For 14 months the sidewalk vigil was located at a major intersection close to Bucks County Courthouse. The location was also right in front of a memorial for Vietnam veterans. In January 2003 the vigil participants were confronted by an angry group of veterans and Blue Star Mothers, demanding that we move at once to another location. We stood our ground despite the threats. Alerted by the veterans themselves, newspaper reporters and photographers were out in force. The next day the story was on the front page of Philadelphia and local newspapers.
At the suggestion of the Doylestown chief of police, and out of respect for the feelings of the veterans, the Peace Committee decided to move to what proved to be a more central and better-lighted location, State and Main streets.

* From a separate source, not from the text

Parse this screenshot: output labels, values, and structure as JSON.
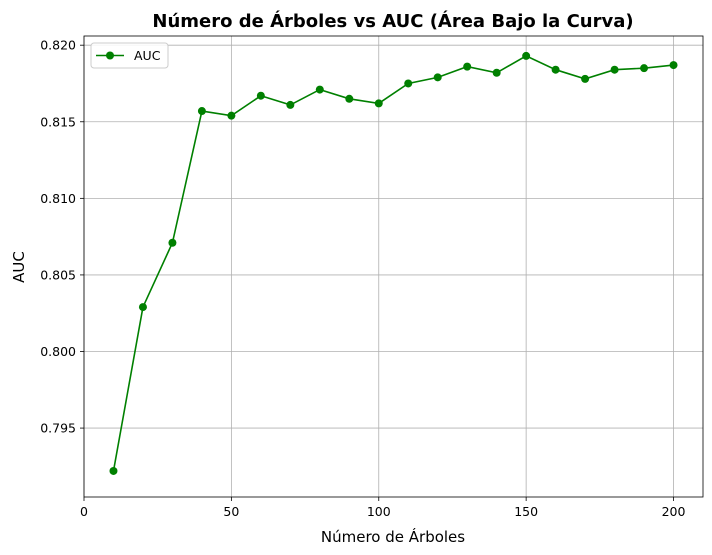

A regular participant soon begins to note the details of the immediate surroundings. Historic buildings surround the intersection: the Lenape Building dating from 1874, a three-story brick building with Roman arches above the windows, six chimneys, and a clock that has remained at 5:50 for as long as anyone can remember; the historic four-story Fountain House, a Doylestown landmark built on the site where William Doyle established a tavern in 1745; a rather plain structure built in 1849 with green trim and subdued stucco; and an oriental rug store on another corner. Half a block down East State Street is the popular County Theater showing art house, independent, and first-run films.
A sycamore and a locust tree grace two narrow sidewalks. Victorian street lamps have hanging baskets with flowers and decorations. Dominating the Fountain House is a Starbucks coffee shop on the ground floor. Its wraparound porch is a favorite hangout for teens. They are more interested in themselves than the peace vigil, although on one occasion one teen borrowed a sign to plant among her peers.
An estimated 1,000 persons, pedestrians, and vehicle occupants pass during the 6-7 p.m. vigil hour. You can almost set your watch by the arrival of the Federal Express truck. The bus from Philadelphia comes through once during the hour, as does the same bus going south. There are always runners with reflective vests coming through on State Street (one-way going west). There are young children in strollers and toddlers with a mother or father. Quite a number of persons walk with a dog. I particularly enjoy the toylike jet black Scottie, with a plaid jacket during the winter, very low to the sidewalk. Some pedestrians stop by at the literature table, others question a participant. Still others stop for an extended discussion.
During the hour there are repeated indications of approval: a thumbs-up or a honk of the horn. At least once during the hour some young men in a passing car state, with expletives, their differing opinion. Difficult to determine are the feelings of motorcyclists who gun their motors going up the Main Street hill.
Clearly, Doylestown Meeting has established a peace presence in town. Overheard was the laudatory comment of a Doylestown resident who was showing his friend, a visitor, the center of town: "Yes, and we even have protesters." But even more memorable for me is the man who rushed up to me one evening and asked frantically, "What happened?"